O meu maior desejo para o VTS Lisboa é que possamos crescer cada vez mais, mas sobretudo que este crescimento tenha bons alicerces, fortes e permanentes que consigam resistir a tempestades e abalos. Que a oração seja sempre a forma de chegar mais perto de Deus e, assim, de cada um de nós. E que, se for essa a vontade de Deus, que tenhamos mais membros prontos a percorrer connosco esta “aventura” de Fazer O Bem Sempre”.

Ângela Silva 
Comunidade de Lisboa
 

Voluntários nas JMJ...

   


Quando me pediram para escrever um texto sobre as JMJ começaram a surgir várias ideias que queria registar. Foram tantas as experiências e as aprendizagens que era difícil conseguir transmitir/escrever tudo. Por onde podia começar?? Pela fantástica experiência de ficar em famílias de acolhimento, pelas aventuras que tivemos, pelas palavras do Papa que disseram tanto, pela subida à Torre do Santuário da Divina Misericórdia que me levou a pensar que somos tão “pequenos” perante a misericórdia do Pai, ou pela visita a Auschwitz ?? Podia falar de todas essas coisas que tocaram-me de forma particular ou tantas outras experiências que tivemos, mas depois de muito pensar, de escrever e apagar, decidi falar da minha experiência como leiga Dominicana.

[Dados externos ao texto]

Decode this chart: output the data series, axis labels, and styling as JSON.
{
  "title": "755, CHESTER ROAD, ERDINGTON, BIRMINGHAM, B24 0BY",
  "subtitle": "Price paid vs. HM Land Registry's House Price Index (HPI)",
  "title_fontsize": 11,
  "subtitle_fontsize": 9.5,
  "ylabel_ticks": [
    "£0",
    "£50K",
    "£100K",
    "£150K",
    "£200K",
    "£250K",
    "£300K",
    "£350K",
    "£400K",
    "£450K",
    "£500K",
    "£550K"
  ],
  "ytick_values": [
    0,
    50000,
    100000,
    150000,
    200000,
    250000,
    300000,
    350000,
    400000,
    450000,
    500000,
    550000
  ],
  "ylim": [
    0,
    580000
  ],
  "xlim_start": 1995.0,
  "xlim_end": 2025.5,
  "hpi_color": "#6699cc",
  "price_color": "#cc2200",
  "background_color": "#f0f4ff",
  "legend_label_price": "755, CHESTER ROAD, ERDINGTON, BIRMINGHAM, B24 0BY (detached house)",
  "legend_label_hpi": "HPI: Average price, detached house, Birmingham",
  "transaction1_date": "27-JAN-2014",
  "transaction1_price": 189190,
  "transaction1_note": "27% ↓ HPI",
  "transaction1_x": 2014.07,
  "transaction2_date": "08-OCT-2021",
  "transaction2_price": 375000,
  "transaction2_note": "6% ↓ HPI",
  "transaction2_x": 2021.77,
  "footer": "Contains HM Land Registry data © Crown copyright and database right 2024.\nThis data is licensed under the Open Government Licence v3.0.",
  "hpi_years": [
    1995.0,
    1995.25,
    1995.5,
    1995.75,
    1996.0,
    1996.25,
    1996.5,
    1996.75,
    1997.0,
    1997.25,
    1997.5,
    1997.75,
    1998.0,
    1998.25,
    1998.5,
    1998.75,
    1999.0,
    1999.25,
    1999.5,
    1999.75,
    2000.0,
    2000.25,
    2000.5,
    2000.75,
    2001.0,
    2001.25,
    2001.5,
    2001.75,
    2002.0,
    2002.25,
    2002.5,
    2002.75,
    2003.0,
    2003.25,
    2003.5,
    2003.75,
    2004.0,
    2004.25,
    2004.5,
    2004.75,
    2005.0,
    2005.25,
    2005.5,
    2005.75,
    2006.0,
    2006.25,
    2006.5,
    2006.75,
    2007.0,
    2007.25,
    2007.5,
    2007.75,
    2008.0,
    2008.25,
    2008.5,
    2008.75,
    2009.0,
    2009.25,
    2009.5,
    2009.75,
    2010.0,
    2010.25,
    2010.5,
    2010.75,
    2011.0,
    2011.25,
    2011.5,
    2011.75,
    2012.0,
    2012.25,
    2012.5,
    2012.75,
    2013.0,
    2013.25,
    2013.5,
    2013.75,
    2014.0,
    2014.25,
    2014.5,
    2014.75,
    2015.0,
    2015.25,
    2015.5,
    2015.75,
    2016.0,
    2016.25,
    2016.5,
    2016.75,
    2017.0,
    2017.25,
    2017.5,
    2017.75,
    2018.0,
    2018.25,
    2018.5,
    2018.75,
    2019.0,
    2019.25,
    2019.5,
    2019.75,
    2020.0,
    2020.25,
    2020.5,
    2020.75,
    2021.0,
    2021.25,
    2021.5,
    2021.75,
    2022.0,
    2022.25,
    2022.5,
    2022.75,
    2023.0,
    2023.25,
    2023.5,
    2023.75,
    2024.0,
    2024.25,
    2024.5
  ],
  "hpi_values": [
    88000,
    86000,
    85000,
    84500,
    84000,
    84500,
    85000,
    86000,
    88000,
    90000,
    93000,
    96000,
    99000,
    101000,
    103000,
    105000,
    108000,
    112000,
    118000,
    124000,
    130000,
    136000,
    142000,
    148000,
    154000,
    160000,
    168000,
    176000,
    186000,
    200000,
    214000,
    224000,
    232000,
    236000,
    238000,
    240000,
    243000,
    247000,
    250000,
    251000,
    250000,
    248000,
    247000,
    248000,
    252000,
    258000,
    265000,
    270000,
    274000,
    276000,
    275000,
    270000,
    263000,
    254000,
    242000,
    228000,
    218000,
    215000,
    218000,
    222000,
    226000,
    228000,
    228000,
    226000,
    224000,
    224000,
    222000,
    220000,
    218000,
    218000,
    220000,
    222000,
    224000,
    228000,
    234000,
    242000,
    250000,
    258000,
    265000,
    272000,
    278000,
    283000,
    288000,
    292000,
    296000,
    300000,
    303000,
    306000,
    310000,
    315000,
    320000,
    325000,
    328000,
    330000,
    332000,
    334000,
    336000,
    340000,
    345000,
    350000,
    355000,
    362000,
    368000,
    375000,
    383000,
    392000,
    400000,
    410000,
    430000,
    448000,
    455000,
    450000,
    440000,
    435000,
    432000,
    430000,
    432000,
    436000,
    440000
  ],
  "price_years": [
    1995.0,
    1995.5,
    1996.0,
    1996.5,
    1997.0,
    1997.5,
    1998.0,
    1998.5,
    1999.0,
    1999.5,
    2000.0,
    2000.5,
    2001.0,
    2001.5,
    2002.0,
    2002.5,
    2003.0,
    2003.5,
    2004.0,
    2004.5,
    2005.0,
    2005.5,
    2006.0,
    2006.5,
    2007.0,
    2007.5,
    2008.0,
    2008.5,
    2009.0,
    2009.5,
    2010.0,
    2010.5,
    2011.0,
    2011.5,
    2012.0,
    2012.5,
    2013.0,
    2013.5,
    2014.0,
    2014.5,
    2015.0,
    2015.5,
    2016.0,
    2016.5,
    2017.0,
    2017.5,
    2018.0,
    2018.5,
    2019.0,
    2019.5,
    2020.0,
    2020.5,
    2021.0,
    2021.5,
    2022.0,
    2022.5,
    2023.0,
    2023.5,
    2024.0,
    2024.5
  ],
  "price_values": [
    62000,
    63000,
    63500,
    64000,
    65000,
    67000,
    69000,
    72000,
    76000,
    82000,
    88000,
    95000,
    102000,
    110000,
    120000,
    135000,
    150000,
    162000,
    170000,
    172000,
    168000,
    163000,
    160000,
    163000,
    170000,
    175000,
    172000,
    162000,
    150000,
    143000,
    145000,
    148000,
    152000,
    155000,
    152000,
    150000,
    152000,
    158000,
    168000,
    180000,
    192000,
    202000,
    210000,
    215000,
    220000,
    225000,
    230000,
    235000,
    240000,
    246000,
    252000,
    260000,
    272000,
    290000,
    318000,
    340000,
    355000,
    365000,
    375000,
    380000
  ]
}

Saímos de Portugal como representantes do VTS, até levávamos a camisola vestida, literalmente, no primeiro dia. Mas foi na celebração dos 800 anos da Ordem dos Pregadores, na Basílica Dominicana de Santa Trindade, onde se reuniram centenas de pessoas de todo o mundo, que me senti em casa, em família, mesmo longe de Portugal. Foi impressionante ver tantos jovens, e menos jovens a participar na celebração, a Basílica estava lotada. Foi uma celebração grandiosa, apesar de ser em polaco. Tivemos a oportunidade de ver e ouvir o Mestre Geral, que era uma coisa que pretendíamos, afinal não é todos os dias que se tem a oportunidade de “estar” com o Mestre Geral (só faltou mesmo a selfie). Infelizmente, não conseguimos ficar para as restantes actividades, que se estendiam durante a noite toda, pois o cansaço já era algum, mas aquele bocadinho já valeu muito a pena. 



Nos restantes dias foi bom ver como existiam tantos Dominicanos pela Polónia. Dominicanos dos “quatro cantos” do mundo. Sempre que conseguíamos identificar algum fazíamos uma “festa” e era um orgulho dizer que também éramos Dominicanos. 


As JMJ foram sem dúvida uma experiência sensacional, para além das aprendizagens, partilhas e muitas outras coisas ficaram a vontade de voltar à Polónia e de participar nas próximas JMJ (próximas em 2019 ou próximas na Europa xD).